Irish whiskeys are known for their smooth (but not quite sweet) flavor profiles, which come from the distilling process.

Irish whiskey is almost always distilled three times, due to distillers wanting a way to differentiate themselves from Scotch whisky (which is usually distilled two times). From there, Irish whiskey can be broken down into three main types:

  • Single malt whiskey comes from malted barley in a pot still, usually distilled two or three times to hone in on its distinct, pure flavors.
  • Single pot whiskey comes from only one distillery, must be in Ireland, and uses both malted and unmalted barley.
  • Blended whiskey is made by combining single malts with corn and/or wheat whiskeys.

If unmalted barley is used, it may produce a creamy mouthfeel and interesting spice notes. A mixed mash bill (both malted and unmalted barley) offers what’s called “pot still character,” spiciness like cinnamon delicately colliding with tropical fruit notes.

Try for yourself by starting with one of these  popular Irish Whiskeys: Jameson, Old Bushmills, Tullamore Dew, or Redbreast.

Settle Down with Scotch Whisky

When you think Scotch, think smoky.

You can thank peat for that. While American and Irish distillers use other substances to dry the malted barley, Scottish producers stoke the kiln with peat (dried plant matter), which in turn adds robust smokiness to the Scotch.

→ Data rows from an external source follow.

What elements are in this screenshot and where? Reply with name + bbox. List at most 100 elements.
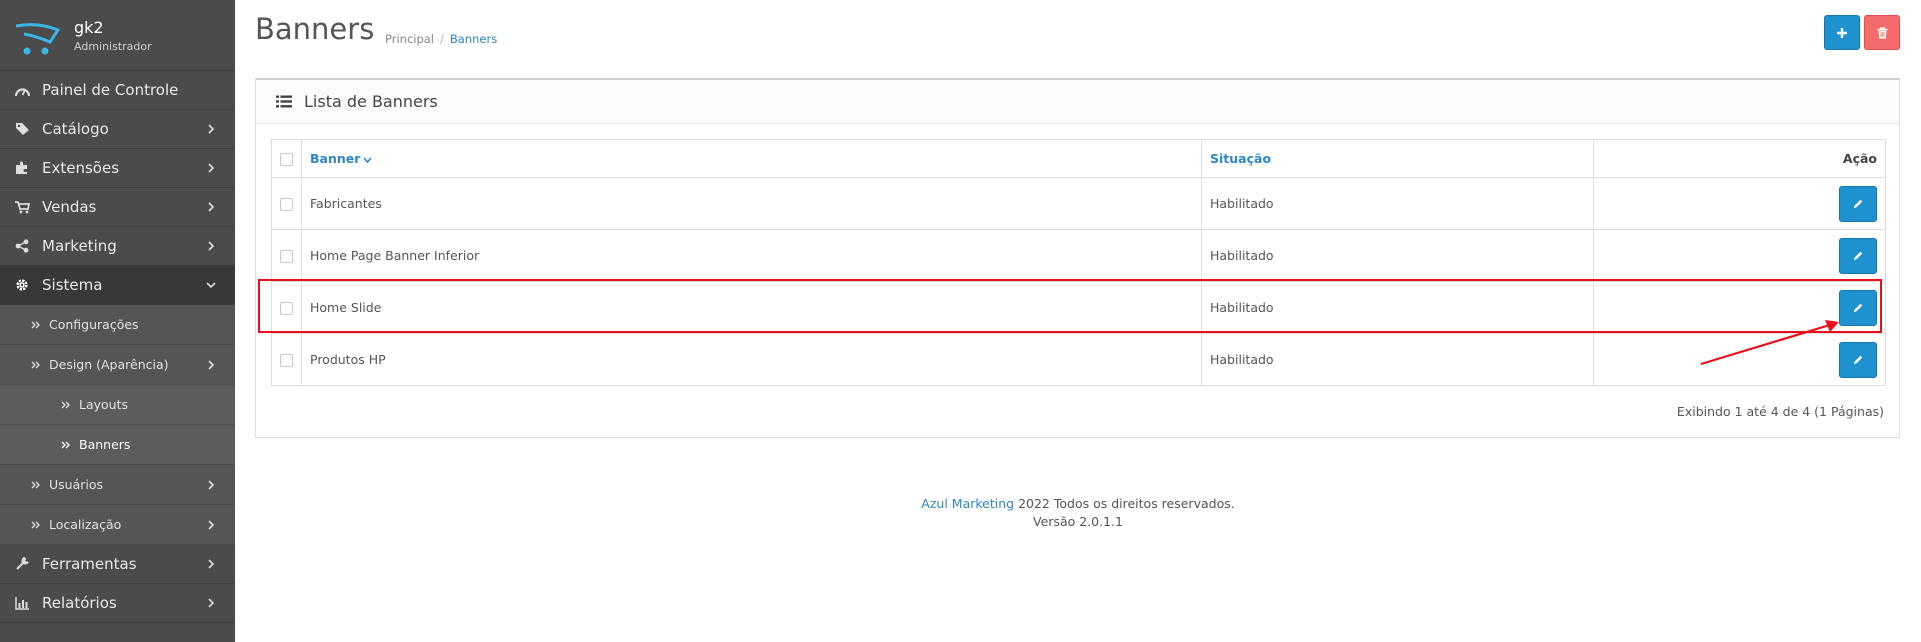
double-chevron-right-icon [60,439,72,451]
footer-copyright: Azul Marketing 2022 Todos os direitos re… [235,495,1921,513]
banner-status: Habilitado [1201,229,1594,282]
footer-link[interactable]: Azul Marketing [921,496,1014,511]
chevron-right-icon [208,163,215,173]
trash-icon [1877,26,1887,38]
sidebar-item-sales[interactable]: Vendas [0,188,235,227]
tags-icon [14,121,30,137]
pencil-icon [1854,355,1863,364]
sidebar-item-label: Vendas [42,198,97,216]
add-banner-button[interactable] [1824,15,1860,50]
sidebar-subitem-label: Banners [79,437,131,452]
footer-version: Versão 2.0.1.1 [1033,514,1123,529]
page-title: Banners [255,12,375,46]
double-chevron-right-icon [60,399,72,411]
row-action-cell [1593,177,1886,230]
table-row: Fabricantes Habilitado [271,177,1886,230]
sidebar-item-label: Marketing [42,237,117,255]
sidebar-subitem-banners[interactable]: Banners [0,425,235,465]
sidebar-subitem-label: Localização [49,517,122,532]
table-row: Home Slide Habilitado [271,281,1886,334]
row-action-cell [1593,333,1886,386]
sidebar-item-label: Relatórios [42,594,117,612]
chevron-right-icon [208,598,215,608]
plus-icon [1837,27,1847,38]
double-chevron-right-icon [30,319,42,331]
edit-button[interactable] [1839,185,1877,222]
sidebar-subitem-label: Layouts [79,397,129,412]
breadcrumb-home[interactable]: Principal [385,32,434,46]
select-all-checkbox[interactable] [280,153,293,166]
row-action-cell [1593,229,1886,282]
banner-name: Home Slide [301,281,1202,334]
delete-banner-button[interactable] [1864,15,1900,50]
banner-name: Fabricantes [301,177,1202,230]
breadcrumb-current[interactable]: Banners [450,32,497,46]
breadcrumb-separator: / [440,32,444,46]
sidebar-subitem-design[interactable]: Design (Aparência) [0,345,235,385]
sidebar-item-catalog[interactable]: Catálogo [0,110,235,149]
brand: gk2 Administrador [0,0,235,71]
panel-title: Lista de Banners [304,92,438,111]
table-header-row: Banner Situação Ação [271,139,1886,178]
sidebar-item-label: Catálogo [42,120,109,138]
chevron-right-icon [208,241,215,251]
panel-heading: Lista de Banners [256,80,1899,124]
banner-table: Banner Situação Ação Fabricantes Habilit… [271,139,1886,386]
double-chevron-right-icon [30,359,42,371]
row-select-cell [271,177,302,230]
row-select-cell [271,281,302,334]
banner-status: Habilitado [1201,333,1594,386]
edit-button[interactable] [1839,341,1877,378]
main-content: Banners Principal / Banners Lista de Banne… [235,0,1921,642]
chevron-right-icon [208,559,215,569]
puzzle-icon [14,160,30,176]
column-status-label: Situação [1210,151,1272,166]
column-action: Ação [1593,139,1886,178]
chevron-right-icon [208,480,215,490]
row-checkbox[interactable] [280,302,293,315]
banner-name: Produtos HP [301,333,1202,386]
column-banner-label: Banner [310,151,361,166]
double-chevron-right-icon [30,519,42,531]
list-icon [276,95,292,109]
pagination-info: Exibindo 1 até 4 de 4 (1 Páginas) [1676,404,1884,419]
edit-button[interactable] [1839,289,1877,326]
sidebar-subitem-users[interactable]: Usuários [0,465,235,505]
sidebar-item-reports[interactable]: Relatórios [0,584,235,623]
sidebar-item-system[interactable]: Sistema [0,266,235,305]
chevron-right-icon [208,520,215,530]
footer-text: 2022 Todos os direitos reservados. [1018,496,1235,511]
sidebar-subitem-settings[interactable]: Configurações [0,305,235,345]
row-checkbox[interactable] [280,250,293,263]
edit-button[interactable] [1839,237,1877,274]
sidebar-item-tools[interactable]: Ferramentas [0,545,235,584]
row-action-cell [1593,281,1886,334]
select-all-cell [271,139,302,178]
sidebar-item-dashboard[interactable]: Painel de Controle [0,71,235,110]
sidebar-item-marketing[interactable]: Marketing [0,227,235,266]
sidebar-item-extensions[interactable]: Extensões [0,149,235,188]
column-banner[interactable]: Banner [301,139,1202,178]
sidebar-item-label: Ferramentas [42,555,137,573]
double-chevron-right-icon [30,479,42,491]
sidebar-item-label: Sistema [42,276,103,294]
bar-chart-icon [14,595,30,611]
row-select-cell [271,333,302,386]
chevron-down-icon [206,282,216,289]
dashboard-icon [14,82,30,98]
sidebar-subitem-label: Configurações [49,317,139,332]
banner-status: Habilitado [1201,177,1594,230]
table-row: Home Page Banner Inferior Habilitado [271,229,1886,282]
row-checkbox[interactable] [280,198,293,211]
banner-status: Habilitado [1201,281,1594,334]
column-status[interactable]: Situação [1201,139,1594,178]
sidebar-subitem-localization[interactable]: Localização [0,505,235,545]
sidebar-item-label: Painel de Controle [42,81,179,99]
sidebar-subitem-label: Design (Aparência) [49,357,169,372]
sidebar-subitem-layouts[interactable]: Layouts [0,385,235,425]
sidebar-item-label: Extensões [42,159,120,177]
table-row: Produtos HP Habilitado [271,333,1886,386]
cart-logo-icon [15,23,60,55]
column-action-label: Ação [1842,151,1877,166]
row-checkbox[interactable] [280,354,293,367]
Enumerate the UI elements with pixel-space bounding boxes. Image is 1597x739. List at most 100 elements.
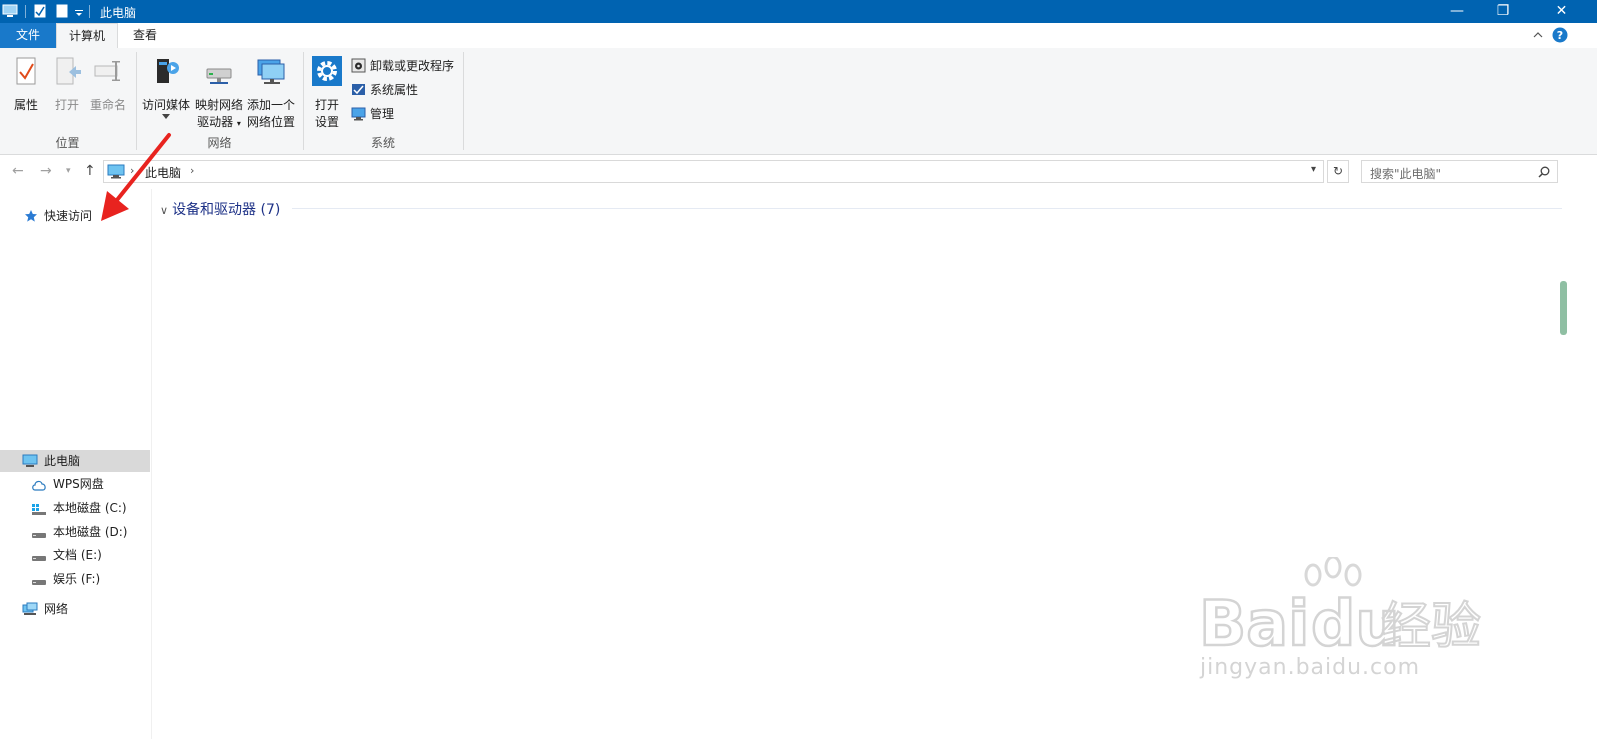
qat-divider <box>25 5 26 18</box>
red-annotation-arrow-icon <box>101 133 171 221</box>
title-bar: 此电脑 — ❐ ✕ <box>0 0 1597 23</box>
network-drive-icon <box>206 68 232 84</box>
dropdown-arrow-icon <box>162 114 170 119</box>
map-network-drive-button[interactable]: 映射网络 驱动器 ▾ <box>193 56 245 132</box>
minimize-glyph: — <box>1450 3 1464 19</box>
nav-item-this-pc[interactable]: 此电脑 <box>0 450 150 472</box>
drive-icon <box>32 533 46 538</box>
devices-drives-group-header[interactable]: ∨ 设备和驱动器 (7) <box>160 199 280 219</box>
address-history-dropdown-icon[interactable]: ▾ <box>1311 164 1316 175</box>
open-settings-button[interactable]: 打开 设置 <box>308 56 346 131</box>
nav-label-wps-cloud: WPS网盘 <box>53 477 104 491</box>
computer-management-icon <box>351 107 366 121</box>
breadcrumb-separator-icon[interactable]: › <box>190 164 194 177</box>
restore-button[interactable]: ❐ <box>1480 0 1526 23</box>
new-folder-qat-icon[interactable] <box>56 4 68 18</box>
svg-text:?: ? <box>1557 29 1563 42</box>
gear-icon <box>312 56 342 86</box>
system-properties-button[interactable]: 系统属性 <box>351 80 418 100</box>
group-header-label: 设备和驱动器 (7) <box>172 202 281 218</box>
add-location-label-1: 添加一个 <box>246 98 295 112</box>
map-drive-label-2-text: 驱动器 <box>197 115 234 129</box>
map-drive-label-2: 驱动器 ▾ <box>193 114 245 132</box>
nav-label-drive-d: 本地磁盘 (D:) <box>53 525 128 539</box>
uninstall-programs-button[interactable]: 卸载或更改程序 <box>351 56 454 76</box>
drive-icon <box>32 580 46 585</box>
search-placeholder: 搜索"此电脑" <box>1370 167 1442 181</box>
properties-label: 属性 <box>13 98 38 112</box>
open-label: 打开 <box>54 98 79 112</box>
nav-item-network[interactable]: 网络 <box>22 598 68 620</box>
computer-icon <box>22 454 38 467</box>
rename-label: 重命名 <box>89 98 126 112</box>
recent-locations-icon[interactable]: ▾ <box>66 166 71 176</box>
add-network-location-button[interactable]: 添加一个 网络位置 <box>245 56 297 131</box>
open-settings-label-2: 设置 <box>314 115 339 129</box>
nav-label-this-pc: 此电脑 <box>44 454 81 468</box>
baidu-paw-logo-icon: Bai du 经验 <box>1198 557 1482 652</box>
system-drive-icon <box>32 504 46 515</box>
svg-text:Bai: Bai <box>1199 587 1309 652</box>
refresh-button[interactable]: ↻ <box>1327 160 1349 183</box>
properties-qat-icon[interactable] <box>34 4 46 18</box>
map-drive-label-1: 映射网络 <box>194 98 243 112</box>
open-button[interactable]: 打开 <box>50 56 84 114</box>
close-glyph: ✕ <box>1555 3 1568 19</box>
window-title: 此电脑 <box>100 6 137 20</box>
network-location-icon <box>257 59 285 84</box>
nav-label-drive-e: 文档 (E:) <box>53 548 102 562</box>
tab-computer[interactable]: 计算机 <box>56 23 118 49</box>
system-group-label: 系统 <box>370 136 395 150</box>
nav-item-wps-cloud[interactable]: WPS网盘 <box>31 473 104 495</box>
navigation-pane: 快速访问 此电脑 WPS网盘 本地磁盘 (C:) 本地磁盘 (D:) 文档 (E… <box>0 189 152 739</box>
dropdown-arrow-icon: ▾ <box>236 119 241 128</box>
open-settings-label-1: 打开 <box>314 98 339 112</box>
collapse-ribbon-icon[interactable] <box>1533 31 1543 39</box>
nav-item-drive-d[interactable]: 本地磁盘 (D:) <box>31 521 127 543</box>
baidu-jingyan-watermark: Bai du 经验 jingyan.baidu.com <box>1195 557 1495 697</box>
nav-label-drive-c: 本地磁盘 (C:) <box>53 501 127 515</box>
nav-item-drive-e[interactable]: 文档 (E:) <box>31 544 102 566</box>
open-icon <box>56 57 81 85</box>
address-bar[interactable]: › 此电脑 › ▾ <box>103 160 1324 183</box>
uninstall-icon <box>351 58 366 73</box>
tab-view[interactable]: 查看 <box>118 23 172 48</box>
rename-icon <box>94 61 120 81</box>
close-button[interactable]: ✕ <box>1526 0 1597 23</box>
access-media-button[interactable]: 访问媒体 <box>140 56 192 119</box>
search-icon <box>1538 166 1550 178</box>
system-properties-label: 系统属性 <box>370 83 419 97</box>
system-properties-icon <box>352 84 365 95</box>
manage-button[interactable]: 管理 <box>351 104 394 124</box>
back-arrow-icon[interactable]: ← <box>12 163 24 179</box>
nav-item-drive-f[interactable]: 娱乐 (F:) <box>31 568 100 590</box>
minimize-button[interactable]: — <box>1434 0 1480 23</box>
cloud-icon <box>32 480 46 491</box>
customize-qat-icon[interactable] <box>74 4 84 18</box>
watermark-url: jingyan.baidu.com <box>1200 655 1421 680</box>
up-arrow-icon[interactable]: ↑ <box>84 163 96 179</box>
drive-icon <box>32 556 46 561</box>
ribbon-tab-row: 文件 计算机 查看 ? <box>0 23 1597 49</box>
group-separator <box>463 52 464 150</box>
ribbon: 属性 打开 重命名 位置 访问媒体 映射网络 驱动器 ▾ 添加一个 网络位置 网… <box>0 48 1597 155</box>
add-location-label-2: 网络位置 <box>246 115 295 129</box>
nav-label-drive-f: 娱乐 (F:) <box>53 572 101 586</box>
group-header-divider <box>292 208 1562 209</box>
nav-item-quick-access[interactable]: 快速访问 <box>24 205 92 227</box>
tab-file[interactable]: 文件 <box>0 23 56 48</box>
nav-label-network: 网络 <box>44 602 69 616</box>
nav-label-quick-access: 快速访问 <box>44 209 93 223</box>
properties-icon <box>16 57 36 85</box>
search-input[interactable]: 搜索"此电脑" <box>1361 160 1558 183</box>
nav-item-drive-c[interactable]: 本地磁盘 (C:) <box>31 497 127 519</box>
title-divider <box>89 5 90 18</box>
properties-button[interactable]: 属性 <box>6 56 46 114</box>
vertical-scrollbar-thumb[interactable] <box>1560 281 1567 335</box>
refresh-icon: ↻ <box>1332 164 1344 178</box>
manage-label: 管理 <box>370 107 395 121</box>
rename-button[interactable]: 重命名 <box>88 56 128 114</box>
svg-text:经验: 经验 <box>1381 597 1481 652</box>
forward-arrow-icon[interactable]: → <box>40 163 52 179</box>
help-icon[interactable]: ? <box>1552 27 1568 43</box>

To be considered true Scotch, a whisky must be distilled and bottled in Scotland. True Scotch must also be made from 100% malted barley. Single malt Scotch is best enjoyed on its own, while blended Scotch tastes great in cocktail recipes. In addition to smokiness, expect earthy and leathery notes. Between Irish whiskey, Scotch, and Canadian whisky, Scotch may be  the more acquired taste, but it could be your acquired taste. Have you tried it? 

Here are some Scotch whiskies you might like to go for: Glenfiddich, Glenlivet, Macallan, Johnnie Walker, or Cutty Sark

Cozy Up to Canadian Whisky

Canadian whisky has a reputation for being lighter and smoother than most other whiskies.

Many producers triple-distill and then blend their whiskies with rye, corn, or other grains to cultivate flavor giving it the light, smooth taste sippers love. You’ll taste notes of vanilla, brown sugar, caramel, and rye or corn qualities showcased.

Another flavor profile you’ll catch in Canadian whisky is maple. Are you surprised? Maple is a common theme in Canadian favors, whisky included with the help of maple wood barrels! Some go as far as adding a splash of maple syrup to intensify the taste. Sounds delicious, eh? 

Give one of these of Canadian whiskies a taste: Crown Royal, Canadian Club, or Forty Creek

Older Isn't Always Better

Age is just a number! Although aging longer gives the spirit more time to absorb and cultivate its flavor profile from the wooden barrels that hold it, temperature and moisture are important factors to take into account. The hotter the environment, the quicker the aging process. 

The Scotch Whisky Act of 1988 requires all Scotch whisky be aged in oak barrels for a minimum of three years. Scotch ages in a cool, wet environment while American whiskey (bourbon) ages in a warm, dry environment inside new charred oak barrels.

Pro tip: the number of years on a bottle of blended whiskey is the age of the youngest whiskey in the blend. For example, even if 90% of a blend were aged for 30 years and 10% were 5 years, the bottle would still be labeled as a 5-year whiskey.

Would you still say all caramel-colored spirits are the same or is your mouth watering for one in particular? Give some a try and see for yourself. Happy sipping!